À cause de notre ambi­tion majo­ri­taire. Les élec­tions pré­si­den­tielles sont une contra­dic­tion, oui, mais on doit com­po­ser avec les échéances telles qu’elles existent en temps et en heure. En l’absence d’une grande irrup­tion sociale qui conduit des mil­lions de per­sonnes à se poli­ti­ser, c’est l’un des rares moments où une mul­ti­tude de gens peuvent cher­cher à pen­ser par eux-mêmes. C’est l’un des rares moments, aus­si, où des cou­rants mino­ri­taires ont l’oc­ca­sion de prendre la mesure de la per­cep­tion popu­laire quant à leurs pro­po­si­tions. Si tu pré­tends que ton pro­jet de socié­té est cali­bré pour la majo­ri­té, refu­ser le retour du réel est une curieuse concep­tion des choses… Le retour du type accou­dé au bar, de l’employé de bureau, de l’ou­vrier d’a­te­lier, du radié des listes de Pôle emploi, de l’ar­ti­san, du com­mer­çant, tu ne l’as pas de la même manière le reste du temps. Et c’est un retour impor­tant, quand tu aspires à l’émancipation col­lec­tive. Mais, évi­dem­ment, que ce n’est pas notre ter­rain de pré­di­lec­tion. Nous nous pré­sen­tons à une fonc­tion que nous pro­po­sons d’a­bo­lir. C’est un peu étrange…

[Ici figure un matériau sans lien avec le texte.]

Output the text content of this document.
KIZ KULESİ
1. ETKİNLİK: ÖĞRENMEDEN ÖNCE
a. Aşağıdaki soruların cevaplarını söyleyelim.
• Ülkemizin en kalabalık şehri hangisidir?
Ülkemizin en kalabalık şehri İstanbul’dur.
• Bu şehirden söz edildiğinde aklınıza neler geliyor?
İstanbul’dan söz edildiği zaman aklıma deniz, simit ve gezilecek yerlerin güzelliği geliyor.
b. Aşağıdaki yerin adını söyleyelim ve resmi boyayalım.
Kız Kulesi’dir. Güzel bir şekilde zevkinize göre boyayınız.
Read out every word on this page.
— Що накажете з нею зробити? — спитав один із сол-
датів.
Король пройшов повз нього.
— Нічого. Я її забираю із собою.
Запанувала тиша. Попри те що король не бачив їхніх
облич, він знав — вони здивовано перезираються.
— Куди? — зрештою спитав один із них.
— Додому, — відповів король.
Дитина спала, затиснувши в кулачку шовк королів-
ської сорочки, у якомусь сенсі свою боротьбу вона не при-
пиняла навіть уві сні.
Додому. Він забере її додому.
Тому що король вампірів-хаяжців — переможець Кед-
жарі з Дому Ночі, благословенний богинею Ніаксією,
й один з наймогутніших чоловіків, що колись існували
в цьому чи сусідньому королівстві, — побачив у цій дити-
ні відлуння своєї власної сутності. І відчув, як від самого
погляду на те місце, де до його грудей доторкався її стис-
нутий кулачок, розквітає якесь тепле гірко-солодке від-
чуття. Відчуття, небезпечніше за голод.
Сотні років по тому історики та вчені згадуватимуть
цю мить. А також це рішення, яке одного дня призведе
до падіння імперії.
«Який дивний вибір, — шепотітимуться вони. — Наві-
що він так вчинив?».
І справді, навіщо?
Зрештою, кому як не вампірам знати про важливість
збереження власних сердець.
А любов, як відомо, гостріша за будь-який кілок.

Passer der­rière le rideau de l’isoloir, ça vous laisse quel sentiment ?

Tranquille. Ni malaise ni enthou­siasme par­ti­cu­lier. J’entends les cri­tiques construc­tives de Rancière à pro­pos des pré­si­den­tielles (nous nous sommes ren­dus pri­son­niers d’un agen­da poli­tique qui n’est pas le nôtre, et nous fai­sons ain­si obs­tacle à l’unification des forces anti­ca­pi­ta­listes en jouant trop le jeu des mots d’ordre de la Ve République), mais beau­coup moins les appels au boy­cott de Badiou. Nous entrons sans remords dans cette cam­pagne, mal­gré les contra­dic­tions dont nous avons par­lé. Ça par­ti­cipe à faire vivre notre pro­jet. On en vient aus­si à la ques­tion des intel­lec­tuels et de leur rap­port à la pra­tique poli­tique. Philippe Poutou a par­lé sou­vent dans ses mee­tings à ce pro­pos du départ de Finkielkraut lors de Nuit Debout (qui, soit dit en pas­sant, a pu pas­ser bien plus de temps à écou­ter l’AG que nous ne le pour­rions jamais dans une quel­conque AG d’actionnaires). Il sou­ligne à juste titre la soli­da­ri­té trou­blante de cer­tains intel­lec­tuels entre eux et de leurs réflexes cor­po­ra­tistes. Jusqu’à Onfray, qui s’est offus­qué de cela sur le mode « On ne fait pas ça à des phi­lo­sophes ! ». Ce que ces intel­lec­tuels ne sup­portent pas, c’est le fait que des gens puissent se réunir sur une place pour pen­ser sans faire néces­sai­re­ment appel à leur exper­tise. Ça les rend malades.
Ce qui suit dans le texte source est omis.